在這種情況下,為了獲得更好的結果,你可以訓練自己的“嵌入模型”。請參考我之前的回答,其中有一些相關信息。
Once you get right embedding model, you index corresponding text vectors in you RAG pipeline. There are a couple of other steps as well which are applicable to all the scenarios, so, I will add them at the end.
一旦你獲得了合適的嵌入模型,你就可以在你的RAG管道中索引相應的文本向量。還有一些其他步驟適用于所有場景,因此,我將在最后添加它們。
Scenario 2: You have a very long input per document, say, every "text" input is huge (say, ~8000 tokens, this number can be anything though). In this case you can leverage symbolic search instead of vector search. Symbolic search because, in any language, to describe something which really means the same or has similar context, there will surely be a lot of words overlap in source and target text. It will be very rare to find 10 pages text on a same topic that does not have a lot of work overlap.
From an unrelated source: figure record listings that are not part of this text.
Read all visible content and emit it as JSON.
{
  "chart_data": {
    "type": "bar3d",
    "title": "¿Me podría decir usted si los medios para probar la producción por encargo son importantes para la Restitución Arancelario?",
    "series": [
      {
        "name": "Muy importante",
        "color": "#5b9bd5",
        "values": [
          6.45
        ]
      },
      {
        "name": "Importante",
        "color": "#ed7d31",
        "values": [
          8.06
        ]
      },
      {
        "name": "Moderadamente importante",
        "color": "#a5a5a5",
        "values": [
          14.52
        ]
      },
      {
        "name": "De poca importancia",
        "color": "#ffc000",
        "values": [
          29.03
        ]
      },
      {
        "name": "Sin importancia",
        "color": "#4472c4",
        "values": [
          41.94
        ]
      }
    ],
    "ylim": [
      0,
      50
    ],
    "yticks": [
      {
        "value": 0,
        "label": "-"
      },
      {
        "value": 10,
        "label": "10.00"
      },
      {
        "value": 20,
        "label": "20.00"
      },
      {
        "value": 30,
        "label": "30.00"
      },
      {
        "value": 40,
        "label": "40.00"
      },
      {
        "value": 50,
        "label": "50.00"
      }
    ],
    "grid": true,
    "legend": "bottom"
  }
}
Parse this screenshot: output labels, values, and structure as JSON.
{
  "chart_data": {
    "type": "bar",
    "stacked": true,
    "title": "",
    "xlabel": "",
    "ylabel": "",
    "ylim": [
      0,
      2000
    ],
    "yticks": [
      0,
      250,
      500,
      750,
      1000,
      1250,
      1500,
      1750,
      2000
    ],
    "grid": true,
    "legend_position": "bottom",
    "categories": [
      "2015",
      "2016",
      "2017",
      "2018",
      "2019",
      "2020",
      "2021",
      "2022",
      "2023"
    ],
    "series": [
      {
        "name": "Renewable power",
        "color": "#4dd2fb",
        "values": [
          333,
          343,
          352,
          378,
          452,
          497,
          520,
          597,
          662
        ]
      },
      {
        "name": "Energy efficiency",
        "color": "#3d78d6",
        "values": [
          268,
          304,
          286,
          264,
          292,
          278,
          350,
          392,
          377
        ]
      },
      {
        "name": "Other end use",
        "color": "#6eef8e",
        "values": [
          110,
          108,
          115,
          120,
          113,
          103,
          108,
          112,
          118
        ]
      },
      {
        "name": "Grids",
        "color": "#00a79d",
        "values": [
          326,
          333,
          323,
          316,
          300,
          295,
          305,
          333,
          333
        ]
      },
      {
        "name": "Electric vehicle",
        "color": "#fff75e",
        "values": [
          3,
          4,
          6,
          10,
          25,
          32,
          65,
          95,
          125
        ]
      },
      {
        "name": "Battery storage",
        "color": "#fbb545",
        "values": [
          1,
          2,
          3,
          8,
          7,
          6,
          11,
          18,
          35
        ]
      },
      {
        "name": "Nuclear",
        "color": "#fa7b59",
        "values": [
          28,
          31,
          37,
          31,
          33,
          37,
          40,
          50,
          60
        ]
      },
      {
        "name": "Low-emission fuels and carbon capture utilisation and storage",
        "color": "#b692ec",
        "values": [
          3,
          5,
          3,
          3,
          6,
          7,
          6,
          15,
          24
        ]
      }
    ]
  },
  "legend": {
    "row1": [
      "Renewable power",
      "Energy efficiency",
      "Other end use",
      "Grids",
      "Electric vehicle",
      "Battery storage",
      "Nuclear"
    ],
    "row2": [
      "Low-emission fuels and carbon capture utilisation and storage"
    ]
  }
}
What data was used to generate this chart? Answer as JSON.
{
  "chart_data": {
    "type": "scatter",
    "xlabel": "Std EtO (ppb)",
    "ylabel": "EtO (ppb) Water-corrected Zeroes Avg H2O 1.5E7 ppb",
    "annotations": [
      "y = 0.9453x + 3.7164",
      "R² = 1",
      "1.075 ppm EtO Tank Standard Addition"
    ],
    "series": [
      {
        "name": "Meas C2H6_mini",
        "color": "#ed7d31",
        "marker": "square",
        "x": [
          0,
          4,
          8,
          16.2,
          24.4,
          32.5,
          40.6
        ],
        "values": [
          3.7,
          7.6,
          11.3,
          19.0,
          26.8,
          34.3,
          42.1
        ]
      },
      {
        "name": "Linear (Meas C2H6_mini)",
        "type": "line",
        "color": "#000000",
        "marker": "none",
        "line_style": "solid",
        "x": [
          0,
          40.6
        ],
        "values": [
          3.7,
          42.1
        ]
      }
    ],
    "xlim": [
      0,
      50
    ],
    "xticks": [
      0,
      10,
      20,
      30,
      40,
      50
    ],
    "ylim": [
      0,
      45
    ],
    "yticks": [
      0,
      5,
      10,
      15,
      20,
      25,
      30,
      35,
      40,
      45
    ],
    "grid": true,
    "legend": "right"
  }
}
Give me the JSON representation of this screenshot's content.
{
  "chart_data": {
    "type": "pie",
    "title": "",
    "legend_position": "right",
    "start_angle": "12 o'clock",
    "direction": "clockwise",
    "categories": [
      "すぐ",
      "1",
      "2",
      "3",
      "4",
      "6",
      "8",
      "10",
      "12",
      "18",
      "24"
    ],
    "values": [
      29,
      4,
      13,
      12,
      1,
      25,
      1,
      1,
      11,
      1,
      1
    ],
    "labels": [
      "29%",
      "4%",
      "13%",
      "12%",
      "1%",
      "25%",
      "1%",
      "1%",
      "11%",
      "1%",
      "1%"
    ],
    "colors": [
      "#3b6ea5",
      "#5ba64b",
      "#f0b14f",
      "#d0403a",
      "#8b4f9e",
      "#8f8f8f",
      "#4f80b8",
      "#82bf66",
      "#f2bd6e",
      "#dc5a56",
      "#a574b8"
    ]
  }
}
場景2:每個文檔的輸入都非常長,例如,每個“文本”輸入都很大(大約8000個標記,盡管這個數字可以是任何數)。在這種情況下,你可以利用符號搜索而不是向量搜索。之所以選擇符號搜索,是因為在任何語言中,為了描述具有相同含義或相似上下文的內容,源文本和目標文本中肯定會有很多詞匯重疊。很難找到關于同一主題但文字重疊不多的10頁文本。
So, you can leverage symbolic search here, ensemble it with vector based validators and use an LLM service that allows long context prompts. So, you find some good candidates via symbolic searches, then, pass it on the long context LLM to for remaining parts.
因此,你可以在這里利用符號搜索,將其與基于向量的驗證器結合使用,并使用允許長上下文提示的大型語言模型(LLM)服務。首先,通過符號搜索找到一些好的候選文檔,然后將其傳遞給長上下文LLM以處理剩余部分。
Steps Applicable to all the scenarios:????????適用于所有場景的步驟:
1. You json object should also contain "tag", "location" along with "text" and "vector"
你的JSON對象應該同時包含“tag”(標簽)、“location”(位置)、“text”(文本)和“vector”(向量)
{"text":"some text", "text_embedding":[...], #not applicable in symbolic search"location":"loc", "tags":[] }
2. This way, when you get matches from either vector search or symbolic search; you will further able to filter or sort based on other properties like tags and location
這樣,當你從向量搜索或符號搜索中獲得匹配項時,你將能夠基于其他屬性(如標簽和位置)進行進一步的過濾或排序。
Please comment if you have more doubts!????????如果你還有更多疑問,請隨時評論!